Myeloma, or multiple myeloma, is cancer of a blood cell known as a plasma cell. Myeloma begins where blood cells are made, in the bone marrow. The bone marrow is in the spongy center of certain bones. Myeloma, according to scientific research, is found in any bone where marrow is active.

Multiple myeloma affects only one type of white blood cell and that cell is the plasma cell. This cell is a big part of your immune system. When a virus or bacteria enters your body, white blood cells change into plasma cells to help fight off the bacteria or germs. When myeloma sets in, plasma cells become abnormal and don’t reproduce in a normal fashion. What happens next is that the cancerous plasma cells, the myeloma cells, divide and grow out of control and build up in the marrow and begin to crowd out other healthy blood cells. When this happens, you have a higher risk of getting an infection, experiencing blood-clotting problems and anemia.

Types of Myeloma

  • MGUS or monoclonal gammopathy is when there is low count of myeloma cells in the bone marrow. Often the cells do not turn into a tumor and little to no treatment is required. MGUS is not cancer, but once one develops MGUS it is important to see a physician twice a year to ensure that MGUS does not progress.
  • Indolent myeloma is a condition where there are more myeloma cells. Even so, there are still not enough myeloma cells to cause symptoms or damage the body. However, indolent myeloma can get worse over time. There is no need for treatment but again, it is important to have regular exams to make sure that the condition is not getting worse.
  • Active myeloma is malignant. In this case there are many more myeloma cells and they are causing single or multiple forms of damage such as kidney problems, bone damage and anemia. Active myeloma causes symptoms and requires treatment.
  • Multiple Myeloma has three stages: Stage I, Stage II and Stage III. Whatever stage the patient is in depends on the content of myeloma cells that are in your body and how much damage they have caused. The doctor will consider and measure these factors to help him or her determine the stage that you are in and how aggressive the treatment needs to be.

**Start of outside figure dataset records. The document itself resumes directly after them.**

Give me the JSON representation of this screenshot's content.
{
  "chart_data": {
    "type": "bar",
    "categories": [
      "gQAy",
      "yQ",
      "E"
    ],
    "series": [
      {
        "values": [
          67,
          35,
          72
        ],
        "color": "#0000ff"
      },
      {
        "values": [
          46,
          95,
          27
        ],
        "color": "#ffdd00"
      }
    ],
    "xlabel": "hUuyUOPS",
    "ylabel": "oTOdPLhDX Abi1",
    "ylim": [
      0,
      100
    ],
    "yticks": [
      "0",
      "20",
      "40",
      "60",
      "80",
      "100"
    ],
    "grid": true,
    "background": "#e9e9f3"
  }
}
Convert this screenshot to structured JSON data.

As with any disease, particularly with cancer, there are factors that raise the risk for multiple myeloma. It’s important to consider factors like age, myeloma is more likely after 65; gender, it’s more common with men than women; and ethnicity, African-Americans are significantly more vulnerable. At this point, it is not clear what causes one to get myeloma; however, research has shown that chemicals used in farming, radiation, hepatitis, HIV and herpes may increase the risk for myeloma.

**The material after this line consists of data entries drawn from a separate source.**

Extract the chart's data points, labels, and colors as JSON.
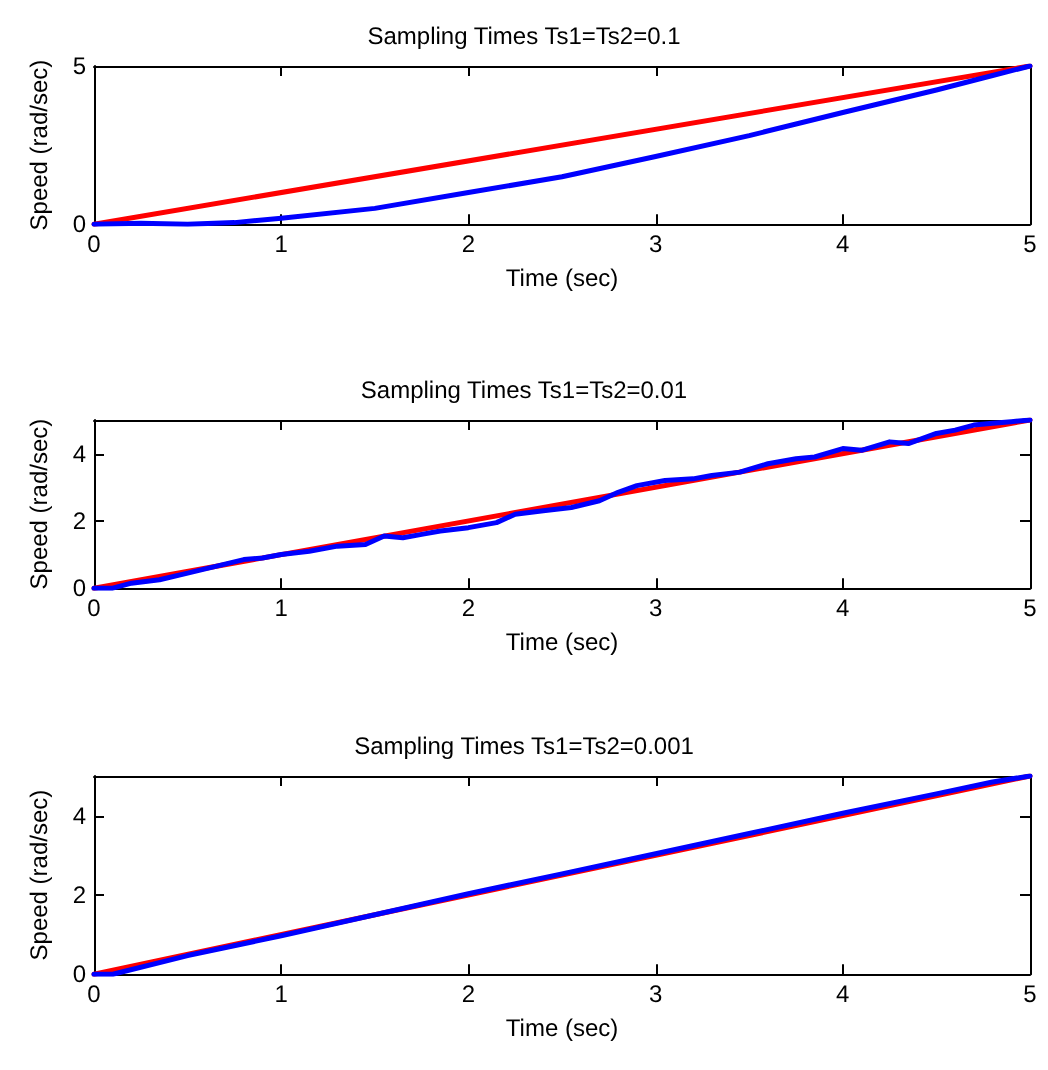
{
  "chart_data": [
    {
      "type": "line",
      "title": "Sampling Times Ts1=Ts2=0.1",
      "xlabel": "Time (sec)",
      "ylabel": "Speed (rad/sec)",
      "xlim": [
        0,
        5
      ],
      "xticks": [
        0,
        1,
        2,
        3,
        4,
        5
      ],
      "ylim": [
        0,
        5
      ],
      "yticks": [
        0,
        5
      ],
      "grid": false,
      "marker": "none",
      "line_style": "solid",
      "series": [
        {
          "color": "#ff0000",
          "x": [
            0,
            5
          ],
          "values": [
            0,
            5
          ]
        },
        {
          "color": "#0000ff",
          "x": [
            0,
            0.25,
            0.5,
            0.75,
            1,
            1.5,
            2,
            2.5,
            3,
            3.5,
            4,
            4.5,
            4.8,
            5
          ],
          "values": [
            0,
            0.03,
            0,
            0.05,
            0.19,
            0.5,
            1,
            1.5,
            2.14,
            2.8,
            3.53,
            4.24,
            4.7,
            5
          ]
        }
      ]
    },
    {
      "type": "line",
      "title": "Sampling Times Ts1=Ts2=0.01",
      "xlabel": "Time (sec)",
      "ylabel": "Speed (rad/sec)",
      "xlim": [
        0,
        5
      ],
      "xticks": [
        0,
        1,
        2,
        3,
        4,
        5
      ],
      "ylim": [
        0,
        5
      ],
      "yticks": [
        0,
        2,
        4
      ],
      "grid": false,
      "marker": "none",
      "line_style": "solid",
      "series": [
        {
          "color": "#ff0000",
          "x": [
            0,
            5
          ],
          "values": [
            0,
            5
          ]
        },
        {
          "color": "#0000ff",
          "x": [
            0,
            0.1,
            0.2,
            0.35,
            0.5,
            0.65,
            0.8,
            0.9,
            1,
            1.15,
            1.3,
            1.45,
            1.55,
            1.65,
            1.75,
            1.85,
            2,
            2.15,
            2.25,
            2.4,
            2.55,
            2.7,
            2.8,
            2.9,
            3.05,
            3.2,
            3.3,
            3.45,
            3.6,
            3.75,
            3.85,
            4,
            4.1,
            4.25,
            4.35,
            4.5,
            4.6,
            4.7,
            4.8,
            4.9,
            5
          ],
          "values": [
            0,
            0,
            0.15,
            0.25,
            0.45,
            0.65,
            0.85,
            0.9,
            1,
            1.1,
            1.25,
            1.3,
            1.55,
            1.5,
            1.6,
            1.7,
            1.8,
            1.95,
            2.2,
            2.3,
            2.4,
            2.6,
            2.85,
            3.05,
            3.2,
            3.25,
            3.35,
            3.45,
            3.7,
            3.85,
            3.9,
            4.15,
            4.1,
            4.35,
            4.3,
            4.6,
            4.7,
            4.85,
            4.9,
            4.95,
            5
          ]
        }
      ]
    },
    {
      "type": "line",
      "title": "Sampling Times Ts1=Ts2=0.001",
      "xlabel": "Time (sec)",
      "ylabel": "Speed (rad/sec)",
      "xlim": [
        0,
        5
      ],
      "xticks": [
        0,
        1,
        2,
        3,
        4,
        5
      ],
      "ylim": [
        0,
        5
      ],
      "yticks": [
        0,
        2,
        4
      ],
      "grid": false,
      "marker": "none",
      "line_style": "solid",
      "series": [
        {
          "color": "#ff0000",
          "x": [
            0,
            5
          ],
          "values": [
            0,
            5
          ]
        },
        {
          "color": "#0000ff",
          "x": [
            0,
            0.1,
            0.5,
            1,
            1.5,
            2,
            2.5,
            3,
            3.5,
            4,
            4.5,
            4.8,
            5
          ],
          "values": [
            0,
            0,
            0.47,
            0.97,
            1.5,
            2.03,
            2.53,
            3.04,
            3.55,
            4.06,
            4.55,
            4.85,
            5
          ]
        }
      ]
    }
  ]
}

In some cases there are no recognizable symptoms of early multiple myeloma; however, as the tumor grows, and there’s an increase in protein that is produced, symptoms of the disease become more apparent. Some typical symptoms are: anemia, failure of the bowels to perform, bone pain, kidney damage, bone lesions, bone fracture, confusion, dehydrations, tendency for more infections, and excessive bleeding.

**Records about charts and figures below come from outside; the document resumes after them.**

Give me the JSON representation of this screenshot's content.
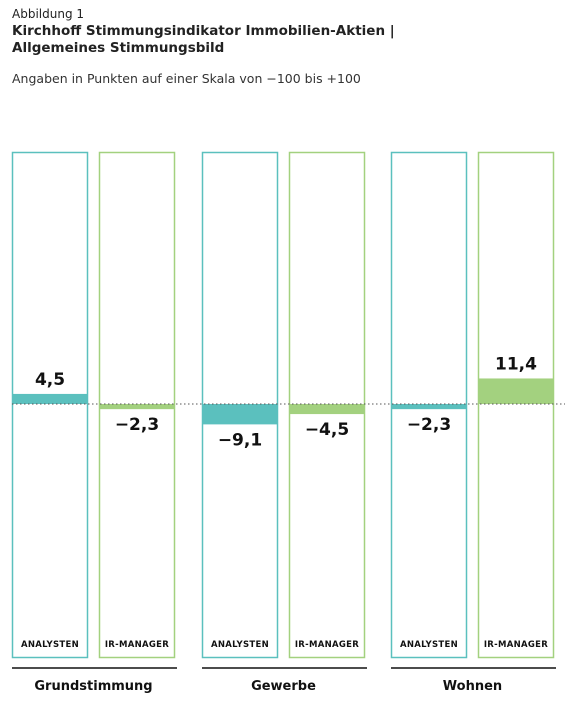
{
  "figure": {
    "label": "Abbildung 1",
    "title_line1": "Kirchhoff Stimmungsindikator Immobilien-Aktien |",
    "title_line2": "Allgemeines Stimmungsbild",
    "subtitle": "Angaben in Punkten auf einer Skala von −100 bis +100"
  },
  "chart_data": {
    "type": "bar",
    "groups": [
      "Grundstimmung",
      "Gewerbe",
      "Wohnen"
    ],
    "series": [
      {
        "name": "ANALYSTEN",
        "color": "#5bc0be",
        "values": [
          4.5,
          -9.1,
          -2.3
        ],
        "labels": [
          "4,5",
          "−9,1",
          "−2,3"
        ]
      },
      {
        "name": "IR-MANAGER",
        "color": "#a3d17f",
        "values": [
          -2.3,
          -4.5,
          11.4
        ],
        "labels": [
          "−2,3",
          "−4,5",
          "11,4"
        ]
      }
    ],
    "ylim": [
      -100,
      100
    ],
    "grid": false
  }
}
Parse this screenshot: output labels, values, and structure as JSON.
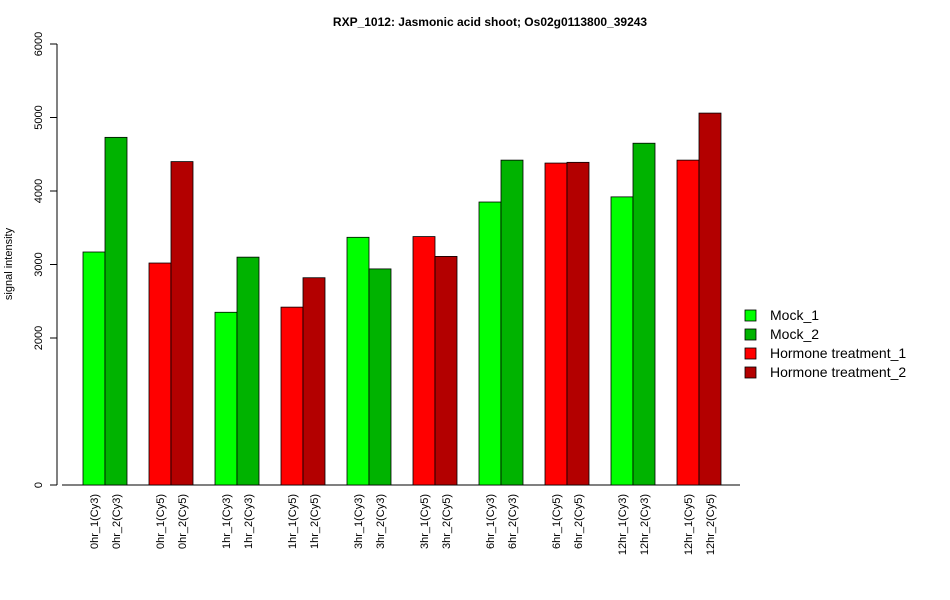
{
  "chart_data": {
    "type": "bar",
    "title": "RXP_1012: Jasmonic acid shoot; Os02g0113800_39243",
    "ylabel": "signal intensity",
    "xlabel": "",
    "ylim": [
      0,
      6000
    ],
    "y_ticks": [
      "0",
      "2000",
      "3000",
      "4000",
      "5000",
      "6000"
    ],
    "grid": false,
    "legend_position": "right",
    "bars": [
      {
        "label": "0hr_1(Cy3)",
        "value": 3170,
        "series": "Mock_1"
      },
      {
        "label": "0hr_2(Cy3)",
        "value": 4730,
        "series": "Mock_2"
      },
      {
        "label": "0hr_1(Cy5)",
        "value": 3020,
        "series": "Hormone treatment_1"
      },
      {
        "label": "0hr_2(Cy5)",
        "value": 4400,
        "series": "Hormone treatment_2"
      },
      {
        "label": "1hr_1(Cy3)",
        "value": 2350,
        "series": "Mock_1"
      },
      {
        "label": "1hr_2(Cy3)",
        "value": 3100,
        "series": "Mock_2"
      },
      {
        "label": "1hr_1(Cy5)",
        "value": 2420,
        "series": "Hormone treatment_1"
      },
      {
        "label": "1hr_2(Cy5)",
        "value": 2820,
        "series": "Hormone treatment_2"
      },
      {
        "label": "3hr_1(Cy3)",
        "value": 3370,
        "series": "Mock_1"
      },
      {
        "label": "3hr_2(Cy3)",
        "value": 2940,
        "series": "Mock_2"
      },
      {
        "label": "3hr_1(Cy5)",
        "value": 3380,
        "series": "Hormone treatment_1"
      },
      {
        "label": "3hr_2(Cy5)",
        "value": 3110,
        "series": "Hormone treatment_2"
      },
      {
        "label": "6hr_1(Cy3)",
        "value": 3850,
        "series": "Mock_1"
      },
      {
        "label": "6hr_2(Cy3)",
        "value": 4420,
        "series": "Mock_2"
      },
      {
        "label": "6hr_1(Cy5)",
        "value": 4380,
        "series": "Hormone treatment_1"
      },
      {
        "label": "6hr_2(Cy5)",
        "value": 4390,
        "series": "Hormone treatment_2"
      },
      {
        "label": "12hr_1(Cy3)",
        "value": 3920,
        "series": "Mock_1"
      },
      {
        "label": "12hr_2(Cy3)",
        "value": 4650,
        "series": "Mock_2"
      },
      {
        "label": "12hr_1(Cy5)",
        "value": 4420,
        "series": "Hormone treatment_1"
      },
      {
        "label": "12hr_2(Cy5)",
        "value": 5060,
        "series": "Hormone treatment_2"
      }
    ],
    "legend": [
      {
        "name": "Mock_1",
        "color": "#00ff00"
      },
      {
        "name": "Mock_2",
        "color": "#00b300"
      },
      {
        "name": "Hormone treatment_1",
        "color": "#ff0000"
      },
      {
        "name": "Hormone treatment_2",
        "color": "#b30000"
      }
    ]
  }
}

Unfortunately there is no cure for multiple myeloma; however, remissions often take a significant amount of time to come about. What is most important once a diagnosis of myeloma has been made, is to get a good solid handle on the disease and ensure that the patient stays in remission and assist the patient toward a good quality of life for as long as possible. Achieving a good quality of life for the patient is often difficult because the myeloma cells become resistant to chemo therapy.